The cube root is an essential calculation when working with volumes and radii, especially in this context.

• It involves finding a number that, when multiplied by itself three times, gives the original number.

For instance, to find the radius from the volume via cube root, follow the steps:

• Convert the volume equation for the sphere to \( r^3 \)


• Calculate \( r^3 \) after isolating it on one side of the equation.


• Take the cube root to arrive at \( r \).

In calculating the final radius, given \( r_2^3 = 216 \), taking the cube root gives us \( r_2 = 6 \). This step shows the importance of reversing operations, finding the measurement of one dimension based on a three-dimensional quality.

The term 'constant rate of change' implies that the attribute being measured increases or decreases steadily over time.
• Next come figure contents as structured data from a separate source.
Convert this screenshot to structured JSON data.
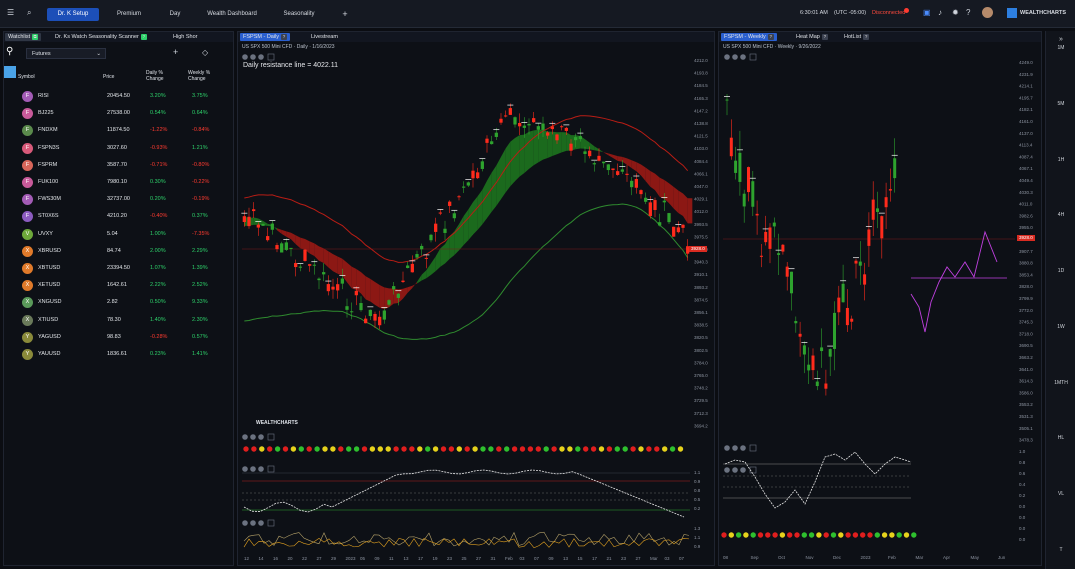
{
  "topbar": {
    "tabs": [
      {
        "label": "Dr. K Setup",
        "active": true
      },
      {
        "label": "Premium",
        "active": false
      },
      {
        "label": "Day",
        "active": false
      },
      {
        "label": "Wealth Dashboard",
        "active": false
      },
      {
        "label": "Seasonality",
        "active": false
      }
    ],
    "add_tab": "+",
    "clock": "6:30:01 AM",
    "utc": "(UTC -05:00)",
    "connection": "Disconnected",
    "brand": "WEALTHCHARTS"
  },
  "watchlist": {
    "tabs": [
      {
        "label": "Watchlist",
        "badge": "⧉"
      },
      {
        "label": "Dr. Ks Watch Seasonality Scanner",
        "badge": "?"
      },
      {
        "label": "High Shor",
        "badge": ""
      }
    ],
    "list_name": "Futures",
    "add": "+",
    "headers": {
      "symbol": "Symbol",
      "price": "Price",
      "daily": "Daily % Change",
      "weekly": "Weekly % Change"
    },
    "rows": [
      {
        "icon": "F",
        "color": "#a35cb6",
        "symbol": "RISI",
        "price": "20454.50",
        "daily": "3.20%",
        "weekly": "3.75%",
        "dir_d": "up",
        "dir_w": "up"
      },
      {
        "icon": "F",
        "color": "#c85a9a",
        "symbol": "BJ225",
        "price": "27538.00",
        "daily": "0.54%",
        "weekly": "0.64%",
        "dir_d": "up",
        "dir_w": "up"
      },
      {
        "icon": "F",
        "color": "#5a8a4c",
        "symbol": "FNDXM",
        "price": "11874.50",
        "daily": "-1.22%",
        "weekly": "-0.84%",
        "dir_d": "dn",
        "dir_w": "dn"
      },
      {
        "icon": "F",
        "color": "#d85a7a",
        "symbol": "FSPN3S",
        "price": "3027.60",
        "daily": "-0.93%",
        "weekly": "1.21%",
        "dir_d": "dn",
        "dir_w": "up"
      },
      {
        "icon": "F",
        "color": "#d8665a",
        "symbol": "FSPRM",
        "price": "3587.70",
        "daily": "-0.71%",
        "weekly": "-0.80%",
        "dir_d": "dn",
        "dir_w": "dn"
      },
      {
        "icon": "F",
        "color": "#c85a9a",
        "symbol": "FUK100",
        "price": "7980.10",
        "daily": "0.30%",
        "weekly": "-0.22%",
        "dir_d": "up",
        "dir_w": "dn"
      },
      {
        "icon": "F",
        "color": "#a35cb6",
        "symbol": "FWS30M",
        "price": "32737.00",
        "daily": "0.20%",
        "weekly": "-0.19%",
        "dir_d": "up",
        "dir_w": "dn"
      },
      {
        "icon": "F",
        "color": "#8c5cc0",
        "symbol": "ST0X6S",
        "price": "4210.20",
        "daily": "-0.40%",
        "weekly": "0.37%",
        "dir_d": "dn",
        "dir_w": "up"
      },
      {
        "icon": "V",
        "color": "#6ea83a",
        "symbol": "UVXY",
        "price": "5.04",
        "daily": "1.00%",
        "weekly": "-7.35%",
        "dir_d": "up",
        "dir_w": "dn"
      },
      {
        "icon": "X",
        "color": "#e07a2a",
        "symbol": "XBRUSD",
        "price": "84.74",
        "daily": "2.00%",
        "weekly": "2.29%",
        "dir_d": "up",
        "dir_w": "up"
      },
      {
        "icon": "X",
        "color": "#e07a2a",
        "symbol": "XBTUSD",
        "price": "23394.50",
        "daily": "1.07%",
        "weekly": "1.39%",
        "dir_d": "up",
        "dir_w": "up"
      },
      {
        "icon": "X",
        "color": "#e07a2a",
        "symbol": "XETUSD",
        "price": "1642.61",
        "daily": "2.22%",
        "weekly": "2.52%",
        "dir_d": "up",
        "dir_w": "up"
      },
      {
        "icon": "X",
        "color": "#5a9a5a",
        "symbol": "XNGUSD",
        "price": "2.82",
        "daily": "0.50%",
        "weekly": "9.33%",
        "dir_d": "up",
        "dir_w": "up"
      },
      {
        "icon": "X",
        "color": "#6a7a5a",
        "symbol": "XTIUSD",
        "price": "78.30",
        "daily": "1.40%",
        "weekly": "2.30%",
        "dir_d": "up",
        "dir_w": "up"
      },
      {
        "icon": "Y",
        "color": "#8a8a3a",
        "symbol": "YAGUSD",
        "price": "98.83",
        "daily": "-0.28%",
        "weekly": "0.57%",
        "dir_d": "dn",
        "dir_w": "up"
      },
      {
        "icon": "Y",
        "color": "#8a8a3a",
        "symbol": "YAUUSD",
        "price": "1836.61",
        "daily": "0.23%",
        "weekly": "1.41%",
        "dir_d": "up",
        "dir_w": "up"
      }
    ]
  },
  "chart_daily": {
    "tabs": [
      {
        "label": "FSPSM - Daily",
        "badge": "?"
      },
      {
        "label": "Livestream",
        "badge": ""
      }
    ],
    "subtitle": "US SPX 500 Mini CFD · Daily · 1/16/2023",
    "annotation": "Daily resistance line = 4022.11",
    "price_tag": "3928.0",
    "brand": "WEALTHCHARTS",
    "price_axis": [
      "4212.0",
      "4193.8",
      "4184.5",
      "4165.3",
      "4147.2",
      "4138.8",
      "4121.5",
      "4103.0",
      "4084.4",
      "4066.1",
      "4047.0",
      "4029.1",
      "4012.0",
      "3993.5",
      "3975.5",
      "3957.0",
      "3940.3",
      "3910.1",
      "3893.2",
      "3874.5",
      "3856.1",
      "3838.5",
      "3820.5",
      "3802.5",
      "3784.0",
      "3765.0",
      "3748.2",
      "3729.5",
      "3712.3",
      "3694.2"
    ],
    "date_axis": [
      "12",
      "14",
      "16",
      "20",
      "22",
      "27",
      "29",
      "2023",
      "05",
      "09",
      "11",
      "13",
      "17",
      "19",
      "23",
      "25",
      "27",
      "31",
      "Feb",
      "03",
      "07",
      "09",
      "13",
      "15",
      "17",
      "21",
      "23",
      "27",
      "Mar",
      "03",
      "07"
    ],
    "osc_axis_1": [
      "1.1",
      "0.9",
      "0.8",
      "0.5",
      "0.2"
    ],
    "osc_axis_2": [
      "1.3",
      "1.1",
      "0.9"
    ]
  },
  "chart_weekly": {
    "tabs": [
      {
        "label": "FSPSM - Weekly",
        "badge": "?"
      },
      {
        "label": "Heat Map",
        "badge": "?"
      },
      {
        "label": "HotList",
        "badge": "?"
      }
    ],
    "subtitle": "US SPX 500 Mini CFD · Weekly · 9/26/2022",
    "price_tag": "3928.0",
    "price_axis": [
      "4249.0",
      "4231.9",
      "4214.1",
      "4195.7",
      "4182.1",
      "4161.0",
      "4137.0",
      "4113.4",
      "4087.4",
      "4067.1",
      "4049.4",
      "4030.3",
      "4011.0",
      "3982.6",
      "3955.0",
      "3928.0",
      "3907.7",
      "3880.8",
      "3853.4",
      "3828.0",
      "3799.9",
      "3772.0",
      "3745.3",
      "3718.0",
      "3690.5",
      "3663.2",
      "3641.0",
      "3614.3",
      "3586.0",
      "3553.2",
      "3531.3",
      "3505.1",
      "3478.3"
    ],
    "date_axis": [
      "08",
      "Sep",
      "Oct",
      "Nov",
      "Dec",
      "2023",
      "Feb",
      "Mar",
      "Apr",
      "May",
      "Jun"
    ],
    "osc_axis": [
      "1.0",
      "0.8",
      "0.6",
      "0.4",
      "0.2",
      "0.0"
    ],
    "osc_axis_2": [
      "0.0",
      "0.0",
      "0.0"
    ]
  },
  "timeframes": [
    "1M",
    "5M",
    "1H",
    "4H",
    "1D",
    "1W",
    "1MTH",
    "HL",
    "VL",
    "T"
  ],
  "colors": {
    "up": "#2ed26b",
    "down": "#ff3b30",
    "accent": "#1c4fb8"
  }
}
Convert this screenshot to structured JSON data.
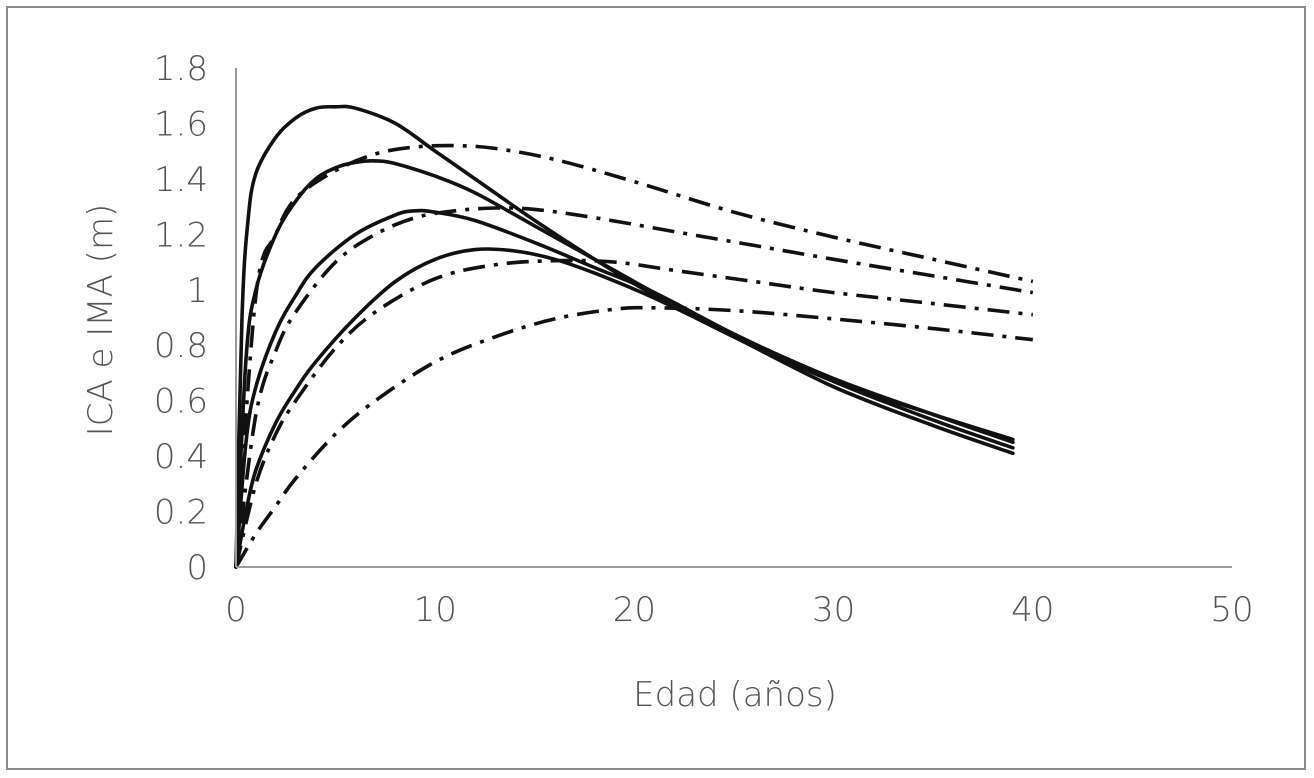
{
  "chart_data": {
    "type": "line",
    "title": "",
    "xlabel": "Edad (años)",
    "ylabel": "ICA e IMA (m)",
    "xlim": [
      0,
      50
    ],
    "ylim": [
      0,
      1.8
    ],
    "xticks": [
      0,
      10,
      20,
      30,
      40,
      50
    ],
    "xtick_labels": [
      "0",
      "10",
      "20",
      "30",
      "40",
      "50"
    ],
    "yticks": [
      0,
      0.2,
      0.4,
      0.6,
      0.8,
      1,
      1.2,
      1.4,
      1.6,
      1.8
    ],
    "ytick_labels": [
      "0",
      "0.2",
      "0.4",
      "0.6",
      "0.8",
      "1",
      "1.2",
      "1.4",
      "1.6",
      "1.8"
    ],
    "grid": false,
    "legend": "none",
    "series": [
      {
        "style": "solid",
        "x": [
          0,
          0.3,
          0.6,
          1,
          2,
          3,
          4,
          5,
          6,
          8,
          10,
          12,
          15,
          18,
          21,
          25,
          30,
          35,
          39
        ],
        "y": [
          0,
          0.9,
          1.25,
          1.42,
          1.55,
          1.62,
          1.655,
          1.66,
          1.655,
          1.6,
          1.5,
          1.4,
          1.25,
          1.11,
          0.98,
          0.83,
          0.67,
          0.55,
          0.46
        ]
      },
      {
        "style": "solid",
        "x": [
          0,
          0.5,
          1,
          2,
          3,
          4,
          5,
          6,
          7,
          8,
          10,
          12,
          15,
          18,
          21,
          25,
          30,
          35,
          39
        ],
        "y": [
          0,
          0.75,
          1.0,
          1.2,
          1.32,
          1.4,
          1.44,
          1.46,
          1.465,
          1.455,
          1.41,
          1.35,
          1.23,
          1.11,
          0.99,
          0.84,
          0.68,
          0.55,
          0.45
        ]
      },
      {
        "style": "solid",
        "x": [
          0,
          0.5,
          1,
          2,
          3,
          4,
          6,
          8,
          9,
          10,
          12,
          15,
          18,
          21,
          25,
          30,
          35,
          39
        ],
        "y": [
          0,
          0.45,
          0.65,
          0.85,
          0.98,
          1.08,
          1.2,
          1.27,
          1.285,
          1.28,
          1.25,
          1.17,
          1.08,
          0.99,
          0.84,
          0.67,
          0.53,
          0.43
        ]
      },
      {
        "style": "solid",
        "x": [
          0,
          0.5,
          1,
          2,
          3,
          4,
          6,
          8,
          10,
          12,
          14,
          16,
          18,
          21,
          25,
          30,
          35,
          39
        ],
        "y": [
          0,
          0.2,
          0.35,
          0.52,
          0.64,
          0.74,
          0.9,
          1.03,
          1.11,
          1.145,
          1.14,
          1.11,
          1.06,
          0.97,
          0.83,
          0.65,
          0.51,
          0.41
        ]
      },
      {
        "style": "dash-dot",
        "x": [
          0,
          1,
          2,
          3,
          5,
          7,
          9,
          11,
          13,
          16,
          20,
          25,
          30,
          35,
          40
        ],
        "y": [
          0,
          0.98,
          1.2,
          1.33,
          1.43,
          1.49,
          1.515,
          1.52,
          1.51,
          1.47,
          1.39,
          1.28,
          1.19,
          1.11,
          1.03
        ]
      },
      {
        "style": "dash-dot",
        "x": [
          0,
          1,
          2,
          3,
          5,
          7,
          9,
          11,
          13,
          15,
          18,
          22,
          26,
          30,
          35,
          40
        ],
        "y": [
          0,
          0.55,
          0.78,
          0.92,
          1.1,
          1.2,
          1.26,
          1.285,
          1.295,
          1.29,
          1.26,
          1.21,
          1.16,
          1.11,
          1.05,
          0.99
        ]
      },
      {
        "style": "dash-dot",
        "x": [
          0,
          1,
          2,
          3,
          5,
          7,
          10,
          13,
          16,
          19,
          22,
          26,
          30,
          35,
          40
        ],
        "y": [
          0,
          0.3,
          0.48,
          0.6,
          0.79,
          0.92,
          1.04,
          1.09,
          1.105,
          1.1,
          1.07,
          1.03,
          0.99,
          0.95,
          0.91
        ]
      },
      {
        "style": "dash-dot",
        "x": [
          0,
          1,
          2,
          3,
          5,
          7,
          10,
          13,
          16,
          19,
          21,
          25,
          30,
          35,
          40
        ],
        "y": [
          0,
          0.12,
          0.22,
          0.32,
          0.48,
          0.6,
          0.74,
          0.83,
          0.895,
          0.93,
          0.935,
          0.925,
          0.895,
          0.86,
          0.82
        ]
      }
    ]
  }
}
In this exercise, the spherical balloon's volume increases consistently from \( 36 \pi \) to \( 288 \pi \) cubic inches between \( t = 30 \) and \( t = 60 \) seconds.

• This change is important for calculating net change in the radius accurately.


• Understanding this concept aids in knowing how volume and time correspond.

By tracking the radius's progression over time, we see that:

• The radius changes from 3 inches to 6 inches.
• This change represents a difference, or net change, in radius of 3 inches.

These calculations demonstrate how mathematics can be used to model real-world physical changes, providing a clear picture of growth or shrinkage over time.